Пик политической активности Еременко пришелся на середину 80-х, когда он вышел из колонии, а с 90-х она сошла на нет.
– Падению Советского Союза в семье были рады. Я успела еще год походить в пионерском галстуке, и помню, как постоянно придумывали что-то, чтобы галстук не носить: то якобы постирали, то еще что-то. И когда все это закончилось, я помню чувство облегчения, что теперь не придется этим заниматься, было в этом что-то напускное. Казалось, что теперь можно будет спокойно жить, без этих атрибутов советского режима. Мне вообще кажется, что после развала Союза, когда наступило то короткое время свободы, многие просто расслабились.
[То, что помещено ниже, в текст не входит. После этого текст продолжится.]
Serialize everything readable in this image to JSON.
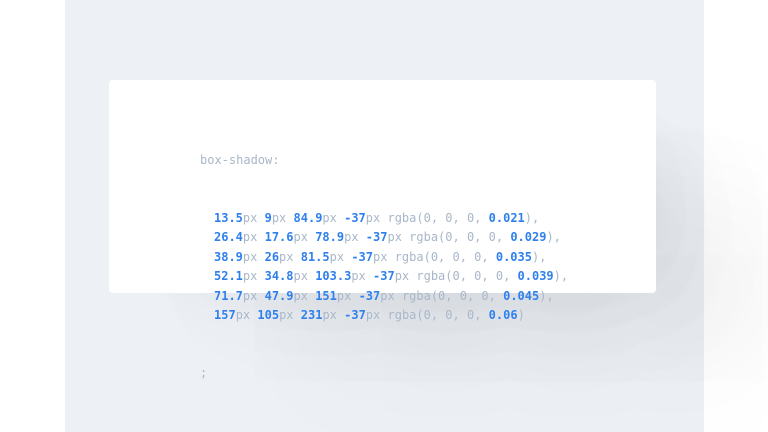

Это был такой контраст с прошлым, что всем хотелось наконец-то заняться своей собственной жизнью, вкушать те блага, которые стали доступны после смены режима.
Елена говорит, что ее взгляды, с одной стороны, идут из семьи, хотя до нападения России на Украину она особо не интересовалась политикой. Ее отец умер в 2008 году, через 5 лет она оставила работу в крупной золотодобывающей компании и переехала в Санкт-Петербург, где устроилась переводчицей. Все это время она была погружена в свои заботы: работу, воспитание ребенка.
– Я жила своей жизнью. Сейчас вот я, оглядываясь назад, вспоминаю, что интерес к политике проявился не так давно, и в большей степени он был спровоцирован началом военных действий. До этого я была, конечно, в курсе некоторых событий, у меня было мнение по отдельным вопросам. Когда я узнала о начале (войны в Украине. – "Окно"), для меня это был просто шок. На тот момент я вообще была не в повестке, не следила детально за тем, что происходит. Когда я увидела это обращение (президента о начале войны в Украине. – "Окно"), я даже не поняла, что происходит, я не могла поверить, что такое вообще возможно, и несколько дней просто приходила в себя. Читала как сумасшедшая ленты новостей, смотрела ютьюб. Это было полной неожиданностью, я не думала, что такое случится. Катастрофа в том, что ежедневно гибнут люди, – рассуждает Абрамова.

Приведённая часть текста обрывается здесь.